I run to grab my pump and pumping bag while panic consumes my confusion. There is no room for my pump. Even in a true office space, I could barely manage enough room for the pump, tubing, flanges, bottles, paper towels, water, and nursing bra, let alone the cooler for the milk.
I move quickly—my first patient will be here soon. I search the office for a small table and I find one in the bathroom; I put it immediately outside the homemade cubicle. I put my pump on the table. The electrical cord to my breast pump doesn’t reach any of the outlets. My heart skips a beat. My patient will be here any minute. I move the table toward the closest outlet. With the breast pump’s electrical cord completely extended and the tubing stretched, my pump is plugged in but it is sitting about 1 foot outside of the cubicle.

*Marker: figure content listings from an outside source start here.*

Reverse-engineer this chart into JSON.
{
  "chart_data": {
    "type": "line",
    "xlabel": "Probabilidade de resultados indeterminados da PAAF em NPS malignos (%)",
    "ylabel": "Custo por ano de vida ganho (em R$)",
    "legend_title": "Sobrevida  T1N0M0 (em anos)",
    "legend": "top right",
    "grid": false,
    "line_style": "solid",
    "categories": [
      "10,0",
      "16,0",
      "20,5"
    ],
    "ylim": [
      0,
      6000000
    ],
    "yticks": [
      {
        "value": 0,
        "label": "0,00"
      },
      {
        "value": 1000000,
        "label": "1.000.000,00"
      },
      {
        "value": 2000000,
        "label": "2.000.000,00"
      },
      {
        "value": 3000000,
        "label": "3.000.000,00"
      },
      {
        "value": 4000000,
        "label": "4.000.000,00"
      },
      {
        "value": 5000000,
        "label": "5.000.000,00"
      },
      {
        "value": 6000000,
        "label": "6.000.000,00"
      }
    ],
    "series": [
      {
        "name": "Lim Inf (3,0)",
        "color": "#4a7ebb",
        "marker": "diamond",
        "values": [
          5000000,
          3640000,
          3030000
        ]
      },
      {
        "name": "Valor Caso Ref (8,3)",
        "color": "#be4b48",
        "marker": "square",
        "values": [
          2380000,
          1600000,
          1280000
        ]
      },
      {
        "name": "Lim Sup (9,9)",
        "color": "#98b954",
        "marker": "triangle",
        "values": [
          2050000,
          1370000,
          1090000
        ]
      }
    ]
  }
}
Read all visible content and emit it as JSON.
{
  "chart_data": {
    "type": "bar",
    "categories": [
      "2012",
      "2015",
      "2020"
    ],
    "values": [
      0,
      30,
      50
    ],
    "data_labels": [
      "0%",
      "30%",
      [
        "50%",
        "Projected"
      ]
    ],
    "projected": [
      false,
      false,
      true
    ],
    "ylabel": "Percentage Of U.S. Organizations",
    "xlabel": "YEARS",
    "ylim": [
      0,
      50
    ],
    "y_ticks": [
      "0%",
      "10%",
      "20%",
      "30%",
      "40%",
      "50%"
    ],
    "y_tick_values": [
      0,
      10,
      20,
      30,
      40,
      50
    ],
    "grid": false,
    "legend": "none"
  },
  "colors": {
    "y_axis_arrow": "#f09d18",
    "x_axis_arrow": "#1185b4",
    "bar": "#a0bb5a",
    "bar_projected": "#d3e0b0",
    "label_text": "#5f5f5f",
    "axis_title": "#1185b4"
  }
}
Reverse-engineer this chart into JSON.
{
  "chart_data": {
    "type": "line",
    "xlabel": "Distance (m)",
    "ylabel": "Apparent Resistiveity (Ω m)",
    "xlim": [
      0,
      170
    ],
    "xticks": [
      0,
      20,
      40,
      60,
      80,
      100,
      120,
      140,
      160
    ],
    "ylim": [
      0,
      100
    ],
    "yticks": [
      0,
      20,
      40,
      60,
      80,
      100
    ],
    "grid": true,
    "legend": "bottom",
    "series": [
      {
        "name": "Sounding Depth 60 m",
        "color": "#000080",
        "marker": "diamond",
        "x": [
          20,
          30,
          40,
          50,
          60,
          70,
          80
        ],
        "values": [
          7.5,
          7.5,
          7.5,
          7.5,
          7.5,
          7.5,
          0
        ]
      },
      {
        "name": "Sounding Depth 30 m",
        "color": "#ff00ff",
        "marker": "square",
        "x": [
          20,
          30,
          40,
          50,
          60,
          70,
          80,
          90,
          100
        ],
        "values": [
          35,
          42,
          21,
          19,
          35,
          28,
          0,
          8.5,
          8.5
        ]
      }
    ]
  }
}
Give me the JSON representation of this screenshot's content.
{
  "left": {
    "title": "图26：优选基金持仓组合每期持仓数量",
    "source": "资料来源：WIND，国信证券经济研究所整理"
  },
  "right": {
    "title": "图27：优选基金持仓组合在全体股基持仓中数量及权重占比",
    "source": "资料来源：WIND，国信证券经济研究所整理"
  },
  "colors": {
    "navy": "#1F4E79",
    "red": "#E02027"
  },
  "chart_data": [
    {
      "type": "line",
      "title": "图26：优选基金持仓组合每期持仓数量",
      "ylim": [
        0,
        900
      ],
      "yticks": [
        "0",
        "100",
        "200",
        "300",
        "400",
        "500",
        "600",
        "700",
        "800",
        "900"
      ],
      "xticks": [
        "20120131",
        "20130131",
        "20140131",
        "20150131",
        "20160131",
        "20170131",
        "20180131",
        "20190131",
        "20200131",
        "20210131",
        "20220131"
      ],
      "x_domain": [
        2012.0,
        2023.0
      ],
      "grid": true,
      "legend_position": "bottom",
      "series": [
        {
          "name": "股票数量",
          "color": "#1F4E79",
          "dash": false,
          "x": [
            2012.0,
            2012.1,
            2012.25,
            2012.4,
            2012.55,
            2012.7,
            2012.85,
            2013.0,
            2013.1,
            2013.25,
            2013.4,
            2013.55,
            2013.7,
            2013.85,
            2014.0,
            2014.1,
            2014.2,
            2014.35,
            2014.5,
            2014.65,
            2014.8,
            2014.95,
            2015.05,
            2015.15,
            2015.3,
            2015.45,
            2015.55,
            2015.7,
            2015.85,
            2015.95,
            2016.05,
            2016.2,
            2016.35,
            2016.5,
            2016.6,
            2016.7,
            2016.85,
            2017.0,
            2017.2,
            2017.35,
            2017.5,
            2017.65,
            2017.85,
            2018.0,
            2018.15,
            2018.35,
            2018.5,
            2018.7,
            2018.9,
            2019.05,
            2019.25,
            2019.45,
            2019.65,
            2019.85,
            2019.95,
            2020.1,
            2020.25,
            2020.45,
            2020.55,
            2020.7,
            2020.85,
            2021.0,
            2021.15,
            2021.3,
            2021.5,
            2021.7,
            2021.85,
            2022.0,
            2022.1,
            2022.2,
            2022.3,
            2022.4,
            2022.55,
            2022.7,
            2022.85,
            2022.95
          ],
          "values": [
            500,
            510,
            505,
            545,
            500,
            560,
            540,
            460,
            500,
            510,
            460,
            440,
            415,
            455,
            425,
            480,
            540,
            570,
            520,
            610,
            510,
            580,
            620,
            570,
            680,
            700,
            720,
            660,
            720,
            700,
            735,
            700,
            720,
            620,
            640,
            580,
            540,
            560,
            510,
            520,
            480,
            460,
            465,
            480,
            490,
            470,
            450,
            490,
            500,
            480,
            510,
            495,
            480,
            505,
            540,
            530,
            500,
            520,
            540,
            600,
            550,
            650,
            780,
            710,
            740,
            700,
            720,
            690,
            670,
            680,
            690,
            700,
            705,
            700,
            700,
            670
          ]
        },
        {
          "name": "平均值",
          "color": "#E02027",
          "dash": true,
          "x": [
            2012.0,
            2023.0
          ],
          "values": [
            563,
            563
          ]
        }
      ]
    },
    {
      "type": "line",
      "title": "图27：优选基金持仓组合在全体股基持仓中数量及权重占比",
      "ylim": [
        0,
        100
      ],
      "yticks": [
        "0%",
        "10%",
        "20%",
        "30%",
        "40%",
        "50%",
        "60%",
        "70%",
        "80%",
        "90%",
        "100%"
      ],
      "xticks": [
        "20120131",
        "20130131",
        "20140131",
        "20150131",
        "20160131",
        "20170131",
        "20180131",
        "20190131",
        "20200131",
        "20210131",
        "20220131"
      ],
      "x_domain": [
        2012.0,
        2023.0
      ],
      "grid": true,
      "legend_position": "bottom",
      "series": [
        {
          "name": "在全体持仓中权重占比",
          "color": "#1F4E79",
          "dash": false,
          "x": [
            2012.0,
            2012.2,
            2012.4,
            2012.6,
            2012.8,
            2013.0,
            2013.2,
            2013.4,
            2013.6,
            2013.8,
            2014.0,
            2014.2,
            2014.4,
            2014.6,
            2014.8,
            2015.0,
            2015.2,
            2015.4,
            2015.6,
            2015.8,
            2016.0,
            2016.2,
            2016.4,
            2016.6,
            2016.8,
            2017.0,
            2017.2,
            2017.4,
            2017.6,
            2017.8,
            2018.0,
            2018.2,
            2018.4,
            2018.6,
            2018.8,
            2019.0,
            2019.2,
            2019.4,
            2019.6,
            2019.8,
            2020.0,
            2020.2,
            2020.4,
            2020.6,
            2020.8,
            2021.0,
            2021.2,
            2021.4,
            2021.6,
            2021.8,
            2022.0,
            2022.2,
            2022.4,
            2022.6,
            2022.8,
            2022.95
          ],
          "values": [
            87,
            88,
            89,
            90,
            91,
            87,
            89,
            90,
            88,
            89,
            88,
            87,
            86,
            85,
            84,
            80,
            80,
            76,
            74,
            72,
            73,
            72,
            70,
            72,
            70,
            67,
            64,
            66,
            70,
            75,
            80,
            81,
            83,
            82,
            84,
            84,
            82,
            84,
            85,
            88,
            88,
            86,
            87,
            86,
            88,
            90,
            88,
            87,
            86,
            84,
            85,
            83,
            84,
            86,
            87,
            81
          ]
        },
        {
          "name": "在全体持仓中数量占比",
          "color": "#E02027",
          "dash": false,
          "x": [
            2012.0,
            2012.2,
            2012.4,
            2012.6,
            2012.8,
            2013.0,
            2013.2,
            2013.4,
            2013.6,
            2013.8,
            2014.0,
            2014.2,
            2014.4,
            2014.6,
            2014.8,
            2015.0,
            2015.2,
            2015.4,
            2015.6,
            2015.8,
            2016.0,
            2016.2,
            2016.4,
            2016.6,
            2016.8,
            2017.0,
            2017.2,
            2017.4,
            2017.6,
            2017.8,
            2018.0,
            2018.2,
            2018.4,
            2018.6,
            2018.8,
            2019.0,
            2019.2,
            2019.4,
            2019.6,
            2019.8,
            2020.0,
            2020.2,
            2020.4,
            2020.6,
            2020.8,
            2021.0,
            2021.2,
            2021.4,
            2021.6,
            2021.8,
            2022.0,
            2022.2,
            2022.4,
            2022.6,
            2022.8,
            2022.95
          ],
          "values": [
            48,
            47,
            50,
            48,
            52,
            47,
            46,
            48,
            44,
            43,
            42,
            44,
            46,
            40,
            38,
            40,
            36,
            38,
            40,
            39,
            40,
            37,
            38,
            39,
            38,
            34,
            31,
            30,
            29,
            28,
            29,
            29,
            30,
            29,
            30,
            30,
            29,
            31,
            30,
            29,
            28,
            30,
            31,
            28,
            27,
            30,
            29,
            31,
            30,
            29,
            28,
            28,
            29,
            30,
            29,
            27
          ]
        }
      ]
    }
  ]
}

In order to breastfeed and meet patient access demands, I am dividing my lunchtime throughout the office day to pump. However, this dedicated pumping time frequently gets booked with patients. When I ask for the patients booked in my pumping times to be rescheduled, I am told “Oh, you can’t see them?” or “Are you sure?” or “But there isn’t another time available in your schedule.”
The following Saturday I have acute hours at our other office location which is also run by my office manager, Sally. I ask the front desk staff, Erin, if there is a place to pump. Erin says “Sally’s office.” I raise my head in surprise.
“Sally has a ‘mom at work’ sign to hang up on the office door. Sally just stopped pumping herself as you probably know, but she lets Dr Rivera (one of our OB/GYNs) pump in her office all the time.”
Emboldened by this discovery, I gain the courage to address the disparity in my own pumping accommodations. On Monday, I walk into Sally’s private office and inform her “That pumping space won’t work.”
If any woman experiences this, I recommend rallying the women and men around you who support breastfeeding, reviewing the federal and state laws for breastfeeding mothers, the AAFP guidelines, and WHO guidelines for breastfeeding.
If you are in a small office, find supporters in other offices or your local hospital. If you are in a large system, reach out to people in that system. There is power in numbers. Collect support and evidence and bring it to your medical director. If your medical director doesn’t take action, take it to the person above him or her. Do not accept a makeshift closet as a pumping area, do not accept people walking in on you while you pump, do not accept that this is the way it is.
Supporting breastfeeding moms now benefits companies later.
After my experience, I rallied the women in my system and we created a breastfeeding policy. The policy was presented to our chair committee and approved. However, the policy works because of the excitement behind the policy and the dissemination of the policy. It has benefited many women at that institution and thus continues to be utilized and advertised.
Dr Bujold shared her experience at her first family medicine job. She is now working at Eastern Connecticut Health Network in Connecticut.